Mechanical Properties of Adhesive Films Obtained from PU−Acrylic Hybrid Particles

Abstract

The mechanical and adhesive properties of films made from novel hybrid urethane/acrylic dispersions have been investigated. The adhesive films were obtained from the drying of bicomponent acrylic urethane latexes prepared by miniemulsion polymerization. In the companion paper, phase separation at the macroscopic scale was avoided by using a NCO end-functionalized polyurethane (PU) prepolymer and a hydroxyethyl methacrylate (HEMA) reactive comonomer in the acrylic backbone. The effect of two compositional parameters on the mechanical and adhesive properties was specifically studied: the PU weight fraction and the degree of grafting of the PU prepolymer on the acrylic backbone, controlled by the ratio between grafting agent HEMA and chain extender Bisphenol A (BPA). Swelling, rheological, tensile, and probe tack tests were used in parallel with an analysis of the macroscopic adhesive properties of the films.

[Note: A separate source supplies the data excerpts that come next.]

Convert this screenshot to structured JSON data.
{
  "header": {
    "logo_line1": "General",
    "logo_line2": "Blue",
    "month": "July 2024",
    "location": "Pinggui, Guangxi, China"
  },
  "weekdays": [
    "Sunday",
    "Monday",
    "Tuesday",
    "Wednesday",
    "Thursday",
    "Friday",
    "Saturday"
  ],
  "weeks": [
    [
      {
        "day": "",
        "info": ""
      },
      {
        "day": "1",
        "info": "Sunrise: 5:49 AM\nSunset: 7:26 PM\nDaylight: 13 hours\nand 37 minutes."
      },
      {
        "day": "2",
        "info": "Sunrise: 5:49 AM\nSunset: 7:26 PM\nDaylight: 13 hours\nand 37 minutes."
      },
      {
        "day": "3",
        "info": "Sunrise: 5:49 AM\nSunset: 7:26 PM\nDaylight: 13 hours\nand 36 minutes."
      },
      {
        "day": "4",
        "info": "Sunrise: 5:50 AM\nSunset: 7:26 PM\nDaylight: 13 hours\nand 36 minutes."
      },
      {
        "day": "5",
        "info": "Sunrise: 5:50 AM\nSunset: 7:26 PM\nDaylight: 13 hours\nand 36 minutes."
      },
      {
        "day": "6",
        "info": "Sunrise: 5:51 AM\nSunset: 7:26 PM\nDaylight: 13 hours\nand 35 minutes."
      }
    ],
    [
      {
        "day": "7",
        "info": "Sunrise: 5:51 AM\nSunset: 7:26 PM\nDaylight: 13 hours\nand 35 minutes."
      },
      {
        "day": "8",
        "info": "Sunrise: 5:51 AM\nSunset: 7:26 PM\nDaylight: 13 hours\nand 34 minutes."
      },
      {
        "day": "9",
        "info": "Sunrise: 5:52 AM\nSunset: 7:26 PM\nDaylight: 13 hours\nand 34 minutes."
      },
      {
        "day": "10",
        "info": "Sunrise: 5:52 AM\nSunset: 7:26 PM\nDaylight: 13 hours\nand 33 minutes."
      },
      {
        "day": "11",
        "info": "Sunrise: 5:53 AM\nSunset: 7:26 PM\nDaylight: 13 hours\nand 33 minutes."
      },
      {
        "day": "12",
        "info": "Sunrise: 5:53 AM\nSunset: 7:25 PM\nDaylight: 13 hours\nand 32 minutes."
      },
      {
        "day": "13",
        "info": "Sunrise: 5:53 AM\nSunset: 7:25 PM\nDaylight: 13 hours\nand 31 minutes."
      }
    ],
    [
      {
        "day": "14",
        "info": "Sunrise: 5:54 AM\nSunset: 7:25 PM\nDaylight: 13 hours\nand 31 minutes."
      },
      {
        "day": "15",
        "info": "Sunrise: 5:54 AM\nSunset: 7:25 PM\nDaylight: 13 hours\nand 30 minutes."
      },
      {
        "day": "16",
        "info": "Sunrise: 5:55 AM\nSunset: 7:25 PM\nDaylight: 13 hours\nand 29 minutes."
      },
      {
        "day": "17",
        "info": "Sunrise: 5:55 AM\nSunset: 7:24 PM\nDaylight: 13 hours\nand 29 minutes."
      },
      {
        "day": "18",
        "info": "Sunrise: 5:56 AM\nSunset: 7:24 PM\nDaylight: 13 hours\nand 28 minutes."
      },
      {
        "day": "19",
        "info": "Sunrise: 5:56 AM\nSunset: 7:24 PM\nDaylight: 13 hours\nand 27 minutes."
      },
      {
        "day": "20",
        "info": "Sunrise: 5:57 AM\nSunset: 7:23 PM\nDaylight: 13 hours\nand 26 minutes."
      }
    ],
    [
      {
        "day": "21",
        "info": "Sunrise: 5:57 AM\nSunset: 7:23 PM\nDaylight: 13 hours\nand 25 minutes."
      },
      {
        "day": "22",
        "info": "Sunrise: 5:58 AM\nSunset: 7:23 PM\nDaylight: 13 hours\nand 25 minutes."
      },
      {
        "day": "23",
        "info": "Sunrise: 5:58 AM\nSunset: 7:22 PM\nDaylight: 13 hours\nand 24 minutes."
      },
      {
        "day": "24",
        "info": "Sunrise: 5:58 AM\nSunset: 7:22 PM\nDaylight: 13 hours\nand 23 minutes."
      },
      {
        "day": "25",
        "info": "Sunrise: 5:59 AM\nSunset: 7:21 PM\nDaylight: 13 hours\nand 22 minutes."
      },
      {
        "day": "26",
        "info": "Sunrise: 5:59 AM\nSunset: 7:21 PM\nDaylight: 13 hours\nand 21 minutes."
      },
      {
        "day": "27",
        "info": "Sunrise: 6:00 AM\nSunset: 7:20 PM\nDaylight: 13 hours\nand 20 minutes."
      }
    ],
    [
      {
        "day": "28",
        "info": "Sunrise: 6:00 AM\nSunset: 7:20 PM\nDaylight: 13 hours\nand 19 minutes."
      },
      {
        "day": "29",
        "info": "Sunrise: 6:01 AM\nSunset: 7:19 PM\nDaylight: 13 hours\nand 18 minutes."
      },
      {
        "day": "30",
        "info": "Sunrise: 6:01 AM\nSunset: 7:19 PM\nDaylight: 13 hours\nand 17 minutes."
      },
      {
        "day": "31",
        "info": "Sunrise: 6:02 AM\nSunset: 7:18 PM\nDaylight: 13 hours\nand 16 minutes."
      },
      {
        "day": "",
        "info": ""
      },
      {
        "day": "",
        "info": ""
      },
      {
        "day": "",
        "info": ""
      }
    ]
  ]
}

Results show that the PU weight fraction modifies significantly the small-strain elastic modulus and the gel fraction in the latex particle while the ratio HEMA/BPA can be used to adjust the chain length of the PU incorporated in the network. This ratio affects significantly the finite extensibility of the PSA while causing only relatively small changes in the low strain elastic modulus and gel fraction. An increase in the degree of grafting at fixed PU content is found to improve the resistance to shear of the adhesive without reducing its adhesion energy in a peel or probe tack test.